Normally, fuzz testing does not find failures so quickly, and so it does not make sense to run fuzz tests as part of your continuous integration. The open-ended nature of the testing, and the consequent compute costs, mean that you need to consider how and when to run fuzz tests – perhaps only for new releases or major changes, or perhaps for a limited period of time².

You can also make subsequent runs of the fuzzing infrastructure more efficient, by storing and re-using a corpus of previous inputs which the fuzzer found to explore new code paths; this helps subsequent runs of the fuzzer explore new ground, rather than re-testing code paths previously visited.

Testing Advice

An Item about testing wouldn't be complete without repeating some common advice (which is mostly not Rust-specific):

• As this Item has endlessly repeated, run all your tests in continuous integration on every change (with the exception of fuzz tests).
• When you're fixing a bug, write a test that exhibits the bug before fixing the bug. That way you can be sure that the bug is fixed, and that it won't be accidentally re-introduced in future.
• If your crate has features (Item 26), run tests over every possible combination of available features.
• More generally, if your crate includes any config-specific code (e.g. #[cfg(target_os = "windows")]), run tests for every platform that has distinct code.

Summary

This Item has covered a lot of different types of test, so a summary is in order:

• Write unit tests for comprehensive testing that includes testing of internal-only code; run with cargo test.
• Write integration tests to exercise your public API; run with cargo test.
• Write doc tests that exemplify how to use individual items in your public API; run with cargo test.
• Write example programs that show how to use your public API as a whole; run with cargo test --examples or cargo run --example <name>.
• Write benchmarks if your code has significant performance requirements; run with cargo bench.
• Write fuzz tests if your code is exposed to untrusted inputs; run (continuously) with cargo fuzz.
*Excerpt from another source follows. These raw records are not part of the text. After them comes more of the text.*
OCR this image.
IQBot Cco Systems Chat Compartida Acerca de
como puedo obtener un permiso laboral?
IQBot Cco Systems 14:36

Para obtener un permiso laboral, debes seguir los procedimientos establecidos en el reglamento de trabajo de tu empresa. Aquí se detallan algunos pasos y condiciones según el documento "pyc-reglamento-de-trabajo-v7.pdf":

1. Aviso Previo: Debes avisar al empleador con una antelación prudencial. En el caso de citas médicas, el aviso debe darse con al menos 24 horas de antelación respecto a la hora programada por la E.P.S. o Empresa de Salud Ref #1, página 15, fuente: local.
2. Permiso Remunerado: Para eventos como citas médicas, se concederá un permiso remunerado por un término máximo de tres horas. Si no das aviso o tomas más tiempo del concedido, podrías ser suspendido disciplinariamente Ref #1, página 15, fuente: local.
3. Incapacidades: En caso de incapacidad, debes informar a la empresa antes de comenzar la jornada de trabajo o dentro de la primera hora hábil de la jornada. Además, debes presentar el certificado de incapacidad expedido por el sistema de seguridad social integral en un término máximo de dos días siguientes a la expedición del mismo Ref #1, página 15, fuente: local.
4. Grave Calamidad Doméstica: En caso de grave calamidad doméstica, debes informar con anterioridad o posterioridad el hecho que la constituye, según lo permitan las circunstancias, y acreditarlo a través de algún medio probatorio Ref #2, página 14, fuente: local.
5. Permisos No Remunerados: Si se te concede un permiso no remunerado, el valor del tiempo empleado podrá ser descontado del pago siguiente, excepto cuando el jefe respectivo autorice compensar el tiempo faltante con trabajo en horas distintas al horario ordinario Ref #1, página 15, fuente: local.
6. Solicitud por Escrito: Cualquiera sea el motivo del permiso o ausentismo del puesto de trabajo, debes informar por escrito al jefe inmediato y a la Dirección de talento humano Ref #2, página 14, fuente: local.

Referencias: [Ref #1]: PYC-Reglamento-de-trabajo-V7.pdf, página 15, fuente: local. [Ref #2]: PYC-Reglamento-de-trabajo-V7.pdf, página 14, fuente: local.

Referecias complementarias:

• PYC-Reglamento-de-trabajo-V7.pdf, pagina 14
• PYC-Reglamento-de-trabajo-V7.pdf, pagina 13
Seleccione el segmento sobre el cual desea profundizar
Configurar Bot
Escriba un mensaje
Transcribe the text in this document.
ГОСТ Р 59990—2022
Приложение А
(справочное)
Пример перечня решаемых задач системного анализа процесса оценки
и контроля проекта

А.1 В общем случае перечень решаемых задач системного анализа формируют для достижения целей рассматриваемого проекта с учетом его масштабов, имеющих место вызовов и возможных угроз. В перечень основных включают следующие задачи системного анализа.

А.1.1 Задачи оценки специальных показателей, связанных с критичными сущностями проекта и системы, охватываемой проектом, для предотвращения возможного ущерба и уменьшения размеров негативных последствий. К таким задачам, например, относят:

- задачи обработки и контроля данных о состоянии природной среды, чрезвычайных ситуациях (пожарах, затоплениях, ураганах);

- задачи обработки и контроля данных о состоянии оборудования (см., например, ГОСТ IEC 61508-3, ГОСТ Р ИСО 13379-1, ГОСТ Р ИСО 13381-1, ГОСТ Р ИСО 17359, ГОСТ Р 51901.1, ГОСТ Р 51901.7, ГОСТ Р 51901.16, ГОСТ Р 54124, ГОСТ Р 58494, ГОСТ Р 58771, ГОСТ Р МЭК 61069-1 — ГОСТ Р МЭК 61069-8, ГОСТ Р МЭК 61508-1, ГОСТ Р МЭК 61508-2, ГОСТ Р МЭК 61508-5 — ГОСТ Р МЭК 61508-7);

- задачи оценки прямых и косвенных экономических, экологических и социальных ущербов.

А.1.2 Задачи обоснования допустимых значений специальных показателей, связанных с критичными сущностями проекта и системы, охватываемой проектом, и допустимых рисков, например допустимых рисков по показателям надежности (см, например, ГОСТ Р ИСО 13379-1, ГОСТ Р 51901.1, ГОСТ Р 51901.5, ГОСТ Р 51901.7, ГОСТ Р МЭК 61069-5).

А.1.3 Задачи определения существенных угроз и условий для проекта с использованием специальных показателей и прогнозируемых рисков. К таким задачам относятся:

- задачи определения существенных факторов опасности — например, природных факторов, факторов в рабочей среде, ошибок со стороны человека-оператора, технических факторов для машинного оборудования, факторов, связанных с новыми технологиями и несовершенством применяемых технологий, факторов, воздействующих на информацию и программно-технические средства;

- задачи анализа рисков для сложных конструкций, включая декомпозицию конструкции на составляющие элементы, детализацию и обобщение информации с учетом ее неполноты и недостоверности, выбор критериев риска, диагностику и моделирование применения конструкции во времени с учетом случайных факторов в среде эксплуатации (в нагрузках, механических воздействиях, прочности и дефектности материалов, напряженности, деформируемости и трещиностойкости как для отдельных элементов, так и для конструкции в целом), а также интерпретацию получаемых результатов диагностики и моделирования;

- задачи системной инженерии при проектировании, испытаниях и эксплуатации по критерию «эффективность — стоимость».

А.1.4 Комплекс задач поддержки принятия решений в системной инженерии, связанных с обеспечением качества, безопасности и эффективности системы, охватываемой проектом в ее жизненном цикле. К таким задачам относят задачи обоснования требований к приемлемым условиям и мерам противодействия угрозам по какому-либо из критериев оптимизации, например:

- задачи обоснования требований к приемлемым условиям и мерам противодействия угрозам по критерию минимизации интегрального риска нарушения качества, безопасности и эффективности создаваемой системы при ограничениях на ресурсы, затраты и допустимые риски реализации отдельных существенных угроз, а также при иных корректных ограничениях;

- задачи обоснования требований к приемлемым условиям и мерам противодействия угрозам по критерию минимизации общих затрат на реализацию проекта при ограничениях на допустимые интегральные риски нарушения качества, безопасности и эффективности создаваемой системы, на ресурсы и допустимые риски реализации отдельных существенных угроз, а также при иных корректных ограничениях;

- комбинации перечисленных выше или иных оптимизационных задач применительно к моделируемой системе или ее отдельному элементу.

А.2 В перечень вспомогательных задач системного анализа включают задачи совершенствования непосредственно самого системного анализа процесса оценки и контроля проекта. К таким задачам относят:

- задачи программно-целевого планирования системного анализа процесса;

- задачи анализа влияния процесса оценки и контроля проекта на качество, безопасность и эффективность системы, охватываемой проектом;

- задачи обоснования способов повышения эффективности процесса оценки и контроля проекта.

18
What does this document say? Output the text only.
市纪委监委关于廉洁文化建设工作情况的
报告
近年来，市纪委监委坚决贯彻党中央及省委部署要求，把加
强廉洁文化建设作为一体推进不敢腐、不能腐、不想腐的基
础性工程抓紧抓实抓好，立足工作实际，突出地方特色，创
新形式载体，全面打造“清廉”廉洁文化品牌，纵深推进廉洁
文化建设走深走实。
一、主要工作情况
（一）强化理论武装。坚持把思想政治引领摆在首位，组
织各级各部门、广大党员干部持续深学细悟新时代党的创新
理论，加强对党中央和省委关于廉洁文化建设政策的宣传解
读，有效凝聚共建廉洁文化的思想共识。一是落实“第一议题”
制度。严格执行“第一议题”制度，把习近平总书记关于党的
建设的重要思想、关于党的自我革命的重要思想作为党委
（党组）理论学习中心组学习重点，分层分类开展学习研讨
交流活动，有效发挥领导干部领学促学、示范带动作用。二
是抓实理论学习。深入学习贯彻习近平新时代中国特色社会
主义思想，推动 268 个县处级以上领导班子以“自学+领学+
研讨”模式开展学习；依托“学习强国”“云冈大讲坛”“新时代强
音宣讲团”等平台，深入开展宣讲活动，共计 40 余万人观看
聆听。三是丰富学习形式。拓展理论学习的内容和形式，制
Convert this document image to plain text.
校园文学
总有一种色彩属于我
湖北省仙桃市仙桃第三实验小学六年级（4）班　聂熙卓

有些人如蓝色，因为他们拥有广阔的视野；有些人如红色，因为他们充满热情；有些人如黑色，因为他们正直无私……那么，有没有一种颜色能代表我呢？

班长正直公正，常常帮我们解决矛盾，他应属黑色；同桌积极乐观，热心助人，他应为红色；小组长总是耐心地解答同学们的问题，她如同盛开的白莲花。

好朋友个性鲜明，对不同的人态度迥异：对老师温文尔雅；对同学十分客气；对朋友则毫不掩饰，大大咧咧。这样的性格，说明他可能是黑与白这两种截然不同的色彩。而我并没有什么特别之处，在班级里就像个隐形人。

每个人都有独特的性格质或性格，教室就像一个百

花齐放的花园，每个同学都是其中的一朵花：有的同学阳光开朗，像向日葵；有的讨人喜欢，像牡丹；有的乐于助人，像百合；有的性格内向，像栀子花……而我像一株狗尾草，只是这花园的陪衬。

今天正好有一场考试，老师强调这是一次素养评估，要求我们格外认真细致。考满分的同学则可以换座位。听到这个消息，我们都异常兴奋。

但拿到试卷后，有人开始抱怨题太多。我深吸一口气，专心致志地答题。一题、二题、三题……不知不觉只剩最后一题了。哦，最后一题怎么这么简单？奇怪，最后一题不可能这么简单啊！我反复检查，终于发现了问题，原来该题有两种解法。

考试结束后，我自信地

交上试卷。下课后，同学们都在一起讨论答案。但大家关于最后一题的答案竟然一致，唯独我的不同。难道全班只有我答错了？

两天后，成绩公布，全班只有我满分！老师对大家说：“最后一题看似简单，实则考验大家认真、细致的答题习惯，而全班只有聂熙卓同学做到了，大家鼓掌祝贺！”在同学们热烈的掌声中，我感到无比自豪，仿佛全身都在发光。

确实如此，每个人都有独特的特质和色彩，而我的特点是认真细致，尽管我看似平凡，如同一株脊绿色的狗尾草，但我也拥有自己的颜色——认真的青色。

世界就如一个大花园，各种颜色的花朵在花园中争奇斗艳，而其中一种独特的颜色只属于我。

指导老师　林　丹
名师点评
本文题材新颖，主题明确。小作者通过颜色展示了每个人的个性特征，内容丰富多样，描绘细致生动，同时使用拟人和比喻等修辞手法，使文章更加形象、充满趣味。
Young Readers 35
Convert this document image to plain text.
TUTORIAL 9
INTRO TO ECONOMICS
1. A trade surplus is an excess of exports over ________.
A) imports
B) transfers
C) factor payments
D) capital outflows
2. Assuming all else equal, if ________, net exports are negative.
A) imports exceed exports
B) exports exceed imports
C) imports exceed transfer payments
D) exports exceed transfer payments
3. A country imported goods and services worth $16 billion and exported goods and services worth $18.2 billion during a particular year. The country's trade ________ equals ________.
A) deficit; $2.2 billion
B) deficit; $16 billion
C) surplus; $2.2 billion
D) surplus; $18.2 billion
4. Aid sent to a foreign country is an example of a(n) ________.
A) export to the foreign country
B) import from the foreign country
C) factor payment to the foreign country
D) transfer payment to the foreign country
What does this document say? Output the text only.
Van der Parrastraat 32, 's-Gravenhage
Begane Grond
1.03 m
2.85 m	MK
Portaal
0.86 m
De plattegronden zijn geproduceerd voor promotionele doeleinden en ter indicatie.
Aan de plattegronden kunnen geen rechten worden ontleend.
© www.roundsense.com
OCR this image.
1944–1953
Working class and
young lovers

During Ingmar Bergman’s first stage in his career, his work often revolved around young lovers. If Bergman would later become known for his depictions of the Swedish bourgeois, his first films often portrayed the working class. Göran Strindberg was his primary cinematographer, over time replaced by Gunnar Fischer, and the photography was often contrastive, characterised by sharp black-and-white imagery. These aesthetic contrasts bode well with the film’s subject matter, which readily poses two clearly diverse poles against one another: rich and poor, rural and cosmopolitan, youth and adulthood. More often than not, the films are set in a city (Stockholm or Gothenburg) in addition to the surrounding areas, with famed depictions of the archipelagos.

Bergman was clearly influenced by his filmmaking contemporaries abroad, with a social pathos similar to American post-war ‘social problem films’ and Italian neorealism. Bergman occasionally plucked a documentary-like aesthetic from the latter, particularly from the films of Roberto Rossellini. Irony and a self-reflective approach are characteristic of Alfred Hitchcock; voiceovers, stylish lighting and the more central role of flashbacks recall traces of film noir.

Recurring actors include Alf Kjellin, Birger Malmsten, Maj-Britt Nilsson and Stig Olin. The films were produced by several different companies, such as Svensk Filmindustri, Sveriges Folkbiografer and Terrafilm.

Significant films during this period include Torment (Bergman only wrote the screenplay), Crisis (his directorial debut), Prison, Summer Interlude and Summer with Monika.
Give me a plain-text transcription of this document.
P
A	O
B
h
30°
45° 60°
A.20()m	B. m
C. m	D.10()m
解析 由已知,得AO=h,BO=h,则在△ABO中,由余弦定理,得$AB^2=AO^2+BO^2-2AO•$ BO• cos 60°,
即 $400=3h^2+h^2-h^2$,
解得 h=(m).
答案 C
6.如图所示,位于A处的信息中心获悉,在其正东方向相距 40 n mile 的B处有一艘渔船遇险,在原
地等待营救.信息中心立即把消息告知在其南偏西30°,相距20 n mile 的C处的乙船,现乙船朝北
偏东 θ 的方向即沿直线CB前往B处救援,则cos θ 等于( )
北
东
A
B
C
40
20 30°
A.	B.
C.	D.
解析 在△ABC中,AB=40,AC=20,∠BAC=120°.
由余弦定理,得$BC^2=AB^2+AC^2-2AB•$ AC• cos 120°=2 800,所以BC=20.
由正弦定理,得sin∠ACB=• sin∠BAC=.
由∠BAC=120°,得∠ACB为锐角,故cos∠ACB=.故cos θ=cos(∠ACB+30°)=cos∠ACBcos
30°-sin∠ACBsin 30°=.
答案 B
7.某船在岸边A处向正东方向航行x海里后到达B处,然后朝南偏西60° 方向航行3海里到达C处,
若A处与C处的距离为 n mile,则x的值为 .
That's a lot of different types of test, so it's up to you much each of them is relevant and worthwhile for your project.

If you have a lot of test code and you are publishing your crate to crates.io, then you might need to consider which of the tests make sense to include in the published crate. By default, cargo will include unit tests, integration tests, benchmarks and examples (but not fuzz tests), which may be more than end users need. If that's the case, you can either exclude some of the files, or (for black-box tests) move the tests out of the crate and into a separate test crate.

1: Support for benchmarks is not stable, so the command may need to be cargo +nightly bench.

2: If your code is a widely-used open-source crate, the Google OSS-Fuzz program may be willing to run fuzzing on your behalf.